Insurance companies across the Asia Pacific region face a growing gap between investment returns and meeting the promises made to customers, according to a survey released by Standard Life Investments (SLI).

Insurance companies across the Asia Pacific region face a growing gap between investment returns and meeting the promises made to customers, according to a survey released by Standard Life Investments (SLI).

The survey found cash, bank deposits and fixed income securities currently make up almost 71% of total investments, while guaranteed products bought by policy holders represent 51% of the asset mix of the insurers questioned.

SLI said solving the return gap is most pressing in Japan, South Korea and Taiwan where investment returns are insufficient to meet the promises made to end customers.

The survey covered 51 senior insurance investment executives in six Asia Pacific markets, representing a combined US$4 trn (£3.1trn, €3.5trn), or around 60% of the total insurance assets in the region.

Mind the gap

SLI concluded that insurers in the region urgently needed to address these return gaps and switch towards more risk-based, outcome-oriented investment approaches.

“Asia Pacific insurers face an increasingly difficult investment challenge,” it said in a report on its inaugural Asia Pacific Insurance Survey, released on Monday.

“Lower bond and cash returns make it difficult to generate the investment returns needed to deliver guaranteed returns to policy holders.
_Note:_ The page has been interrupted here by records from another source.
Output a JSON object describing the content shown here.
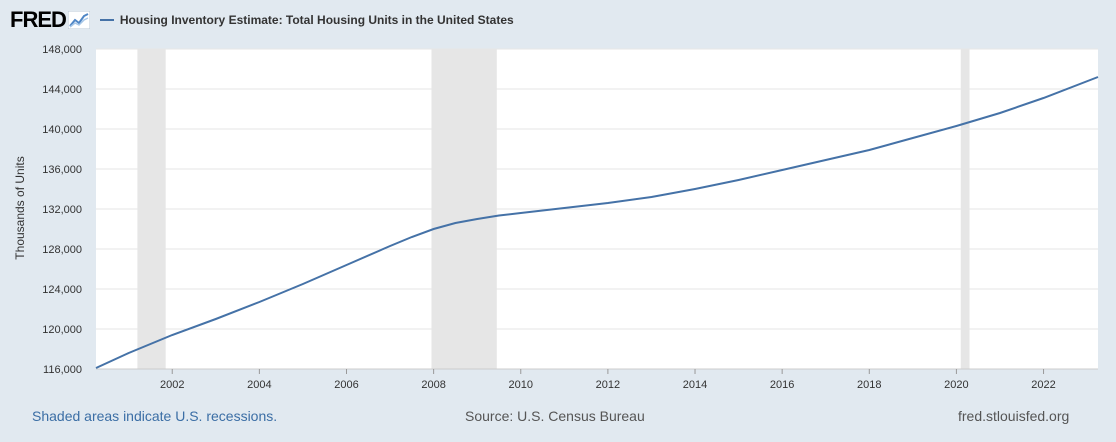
{
  "header": {
    "logo_text": "FRED",
    "logo_icon": "chart-line-icon",
    "series_title": "Housing Inventory Estimate: Total Housing Units in the United States"
  },
  "footer": {
    "recession_note": "Shaded areas indicate U.S. recessions.",
    "source": "Source: U.S. Census Bureau",
    "url": "fred.stlouisfed.org"
  },
  "colors": {
    "line": "#4572a7",
    "recession": "#e6e6e6",
    "background": "#e1e9f0",
    "plot": "#ffffff",
    "note": "#3b6ea5"
  },
  "chart_data": {
    "type": "line",
    "title": "Housing Inventory Estimate: Total Housing Units in the United States",
    "ylabel": "Thousands of Units",
    "xlim": [
      2000.25,
      2023.25
    ],
    "ylim": [
      116000,
      148000
    ],
    "y_ticks": [
      116000,
      120000,
      124000,
      128000,
      132000,
      136000,
      140000,
      144000,
      148000
    ],
    "y_tick_labels": [
      "116,000",
      "120,000",
      "124,000",
      "128,000",
      "132,000",
      "136,000",
      "140,000",
      "144,000",
      "148,000"
    ],
    "x_ticks": [
      2002,
      2004,
      2006,
      2008,
      2010,
      2012,
      2014,
      2016,
      2018,
      2020,
      2022
    ],
    "recessions": [
      [
        2001.2,
        2001.85
      ],
      [
        2007.95,
        2009.45
      ],
      [
        2020.1,
        2020.3
      ]
    ],
    "grid": true,
    "series": [
      {
        "name": "Housing Inventory Estimate: Total Housing Units in the United States",
        "x": [
          2000.25,
          2001,
          2002,
          2003,
          2004,
          2005,
          2006,
          2007,
          2007.5,
          2008,
          2008.5,
          2009,
          2009.5,
          2010,
          2011,
          2012,
          2013,
          2014,
          2015,
          2016,
          2017,
          2018,
          2019,
          2020,
          2021,
          2022,
          2023.25
        ],
        "y": [
          116100,
          117600,
          119400,
          121000,
          122700,
          124500,
          126400,
          128300,
          129200,
          130000,
          130600,
          131000,
          131350,
          131600,
          132100,
          132600,
          133200,
          134000,
          134900,
          135900,
          136900,
          137900,
          139100,
          140300,
          141600,
          143100,
          145200
        ]
      }
    ]
  }
}
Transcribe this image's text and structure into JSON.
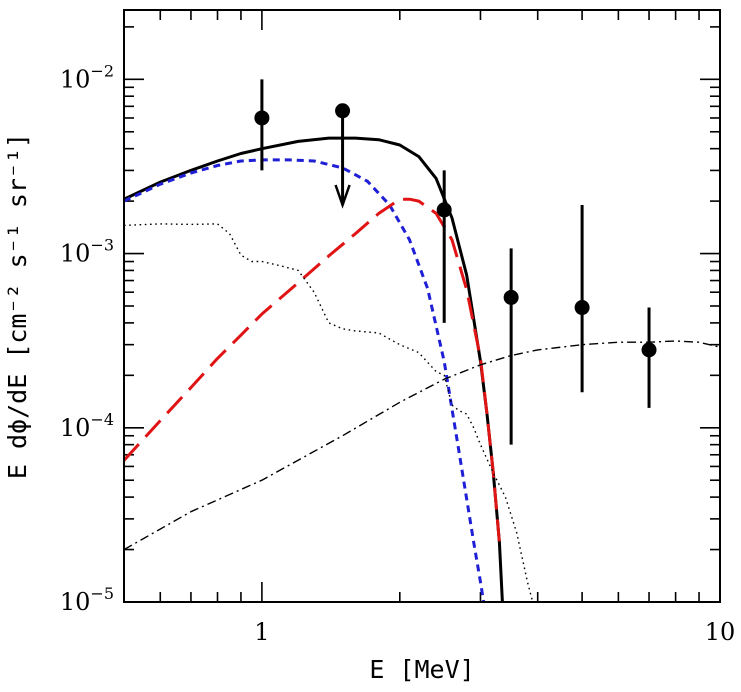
{
  "chart_data": {
    "type": "line",
    "title": "",
    "xlabel": "E [MeV]",
    "ylabel": "E dϕ/dE [cm⁻² s⁻¹ sr⁻¹]",
    "xscale": "log",
    "yscale": "log",
    "xlim": [
      0.5,
      10
    ],
    "ylim": [
      1e-05,
      0.025
    ],
    "grid": false,
    "x_ticks": [
      {
        "value": 1,
        "label": "1"
      },
      {
        "value": 10,
        "label": "10"
      }
    ],
    "y_ticks": [
      {
        "value": 1e-05,
        "base": "10",
        "exp": "−5"
      },
      {
        "value": 0.0001,
        "base": "10",
        "exp": "−4"
      },
      {
        "value": 0.001,
        "base": "10",
        "exp": "−3"
      },
      {
        "value": 0.01,
        "base": "10",
        "exp": "−2"
      }
    ],
    "series": [
      {
        "style": "solid",
        "color": "#000000",
        "x": [
          0.5,
          0.6,
          0.7,
          0.8,
          0.9,
          1.0,
          1.2,
          1.4,
          1.6,
          1.8,
          2.0,
          2.2,
          2.4,
          2.6,
          2.8,
          3.0,
          3.1,
          3.2,
          3.3,
          3.35
        ],
        "y": [
          0.00205,
          0.00257,
          0.003,
          0.0034,
          0.00375,
          0.004,
          0.0044,
          0.0046,
          0.0046,
          0.0045,
          0.0042,
          0.0036,
          0.0027,
          0.0016,
          0.00075,
          0.00024,
          0.00012,
          5.5e-05,
          2.2e-05,
          1e-05
        ]
      },
      {
        "style": "short-dash",
        "color": "#1f1fd6",
        "x": [
          0.5,
          0.6,
          0.7,
          0.8,
          0.9,
          1.0,
          1.15,
          1.3,
          1.5,
          1.7,
          1.9,
          2.1,
          2.3,
          2.5,
          2.7,
          2.9,
          3.0,
          3.1
        ],
        "y": [
          0.002,
          0.0025,
          0.0029,
          0.0032,
          0.0034,
          0.00345,
          0.00345,
          0.0034,
          0.0031,
          0.0026,
          0.0019,
          0.0012,
          0.00063,
          0.00024,
          7e-05,
          2.2e-05,
          1.3e-05,
          7.5e-06
        ]
      },
      {
        "style": "long-dash",
        "color": "#e01414",
        "x": [
          0.5,
          0.6,
          0.7,
          0.8,
          0.9,
          1.0,
          1.2,
          1.4,
          1.6,
          1.8,
          2.0,
          2.1,
          2.2,
          2.4,
          2.6,
          2.8,
          3.0,
          3.1,
          3.2,
          3.3
        ],
        "y": [
          6.5e-05,
          0.00011,
          0.00017,
          0.00025,
          0.00034,
          0.00045,
          0.00068,
          0.00097,
          0.0013,
          0.0017,
          0.00205,
          0.00205,
          0.002,
          0.0017,
          0.0012,
          0.00062,
          0.00025,
          0.00012,
          5.5e-05,
          2.2e-05
        ]
      },
      {
        "style": "dotted",
        "color": "#000000",
        "x": [
          0.5,
          0.6,
          0.7,
          0.8,
          0.85,
          0.9,
          0.95,
          1.0,
          1.1,
          1.2,
          1.3,
          1.4,
          1.5,
          1.6,
          1.8,
          2.0,
          2.2,
          2.4,
          2.5,
          2.6,
          2.7,
          2.8,
          2.9,
          3.0,
          3.2,
          3.4,
          3.6,
          3.8,
          3.9
        ],
        "y": [
          0.00145,
          0.00148,
          0.00147,
          0.00148,
          0.0013,
          0.00098,
          0.0009,
          0.0009,
          0.00085,
          0.0008,
          0.0006,
          0.0004,
          0.00037,
          0.00036,
          0.00035,
          0.0003,
          0.00027,
          0.00021,
          0.0002,
          0.000135,
          0.000125,
          0.00012,
          0.0001,
          8e-05,
          5.5e-05,
          4e-05,
          2.5e-05,
          1.3e-05,
          1e-05
        ]
      },
      {
        "style": "dash-dot",
        "color": "#000000",
        "x": [
          0.5,
          0.7,
          1.0,
          1.5,
          2.0,
          2.5,
          3.0,
          3.5,
          4.0,
          5.0,
          6.0,
          7.0,
          8.0,
          9.0,
          10.0
        ],
        "y": [
          2e-05,
          3.3e-05,
          5e-05,
          9e-05,
          0.00014,
          0.00019,
          0.00023,
          0.00026,
          0.00028,
          0.0003,
          0.00031,
          0.00031,
          0.000315,
          0.00031,
          0.00029
        ]
      }
    ],
    "data_points": [
      {
        "x": 1.0,
        "y": 0.006,
        "ylow": 0.003,
        "yhigh": 0.01,
        "upper_limit": false
      },
      {
        "x": 1.5,
        "y": 0.0066,
        "ylow": 0.0019,
        "yhigh": 0.0066,
        "upper_limit": true
      },
      {
        "x": 2.5,
        "y": 0.00178,
        "ylow": 0.0004,
        "yhigh": 0.003,
        "upper_limit": false
      },
      {
        "x": 3.5,
        "y": 0.00056,
        "ylow": 8e-05,
        "yhigh": 0.00107,
        "upper_limit": false
      },
      {
        "x": 5.0,
        "y": 0.00049,
        "ylow": 0.00016,
        "yhigh": 0.0019,
        "upper_limit": false
      },
      {
        "x": 7.0,
        "y": 0.00028,
        "ylow": 0.00013,
        "yhigh": 0.00049,
        "upper_limit": false
      }
    ]
  }
}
At the same time, regulatory change is exposing the asset-liability mismatches in current investment strategies.”

Mismatch

Bruce Porteous, investment director, insurance solutions, at SLI said asset-liability mismatches are posing a big challenge for insurance companies globally.
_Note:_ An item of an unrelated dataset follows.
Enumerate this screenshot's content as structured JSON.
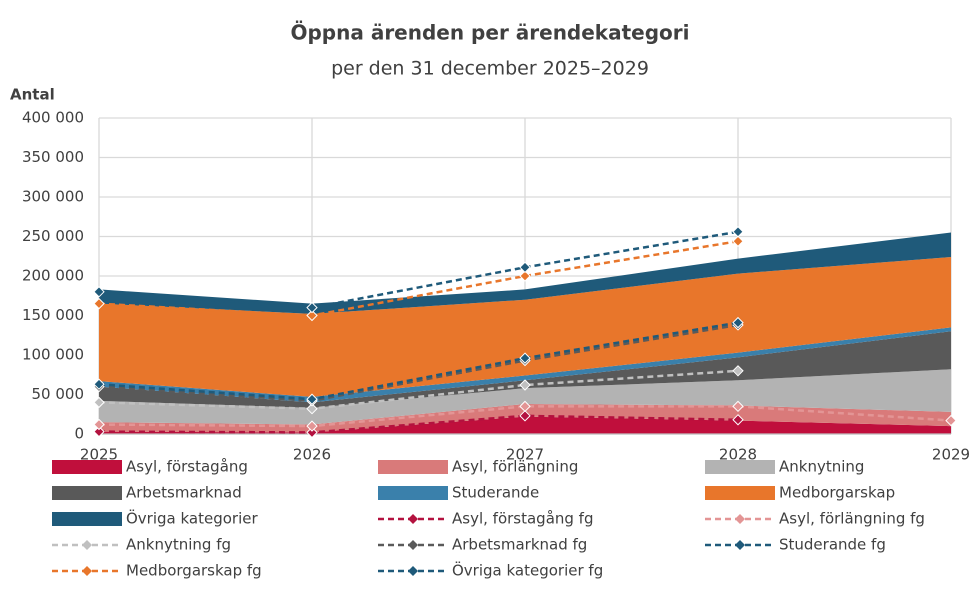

“Asia Pacific insurers currently allocate nearly half of their investments (46%) to domestic sovereign and corporate fixed income. The current low yield on these investments means they are likely to struggle to meet target returns and guarantees. 

“The insurers in China and Hong Kong have delivered the required return to date, however it is important not to overlook the significant duration and liquidity mismatch between their assets and liabilities.”

Asset allocation shift

The survey did find that insurers in the region were gradually increasing their exposure to alternatives and going global as a way of seeking the extra returns needed.

“The significant asset allocations shift taking place in Asia Pacific is leading insurers to consider outsourcing more complex investment mandates to external managers,” said David Peng, head of Asia for SLI.

“This offers unique opportunities for active managers, who are expected to deliver alpha, demonstrate knowledge of local regulations, and fill the investment knowledge gaps,” he said.

Greater transparency on risk is also driving the region’s insurers away from guaranteed savings to investment-linked products,

Current solvency and accountancy regulations, along with the introduction of international accounting standards IFRS 9 and 17, which will move profit & loss reporting towards a more market-based approach, were also behind this change.

Nearly 90% of insurers stressed the need for closer collaboration between actuarial and investment teams as these regulatory changes kick in, SLI said.

“Investment portfolios need to be more outcome-oriented and risk-based, as opposed to the traditional benchmark, targeted return type of strategy. Insurers’ investment decision making processes are set to change fundamentally,” said SLI’s Porteous.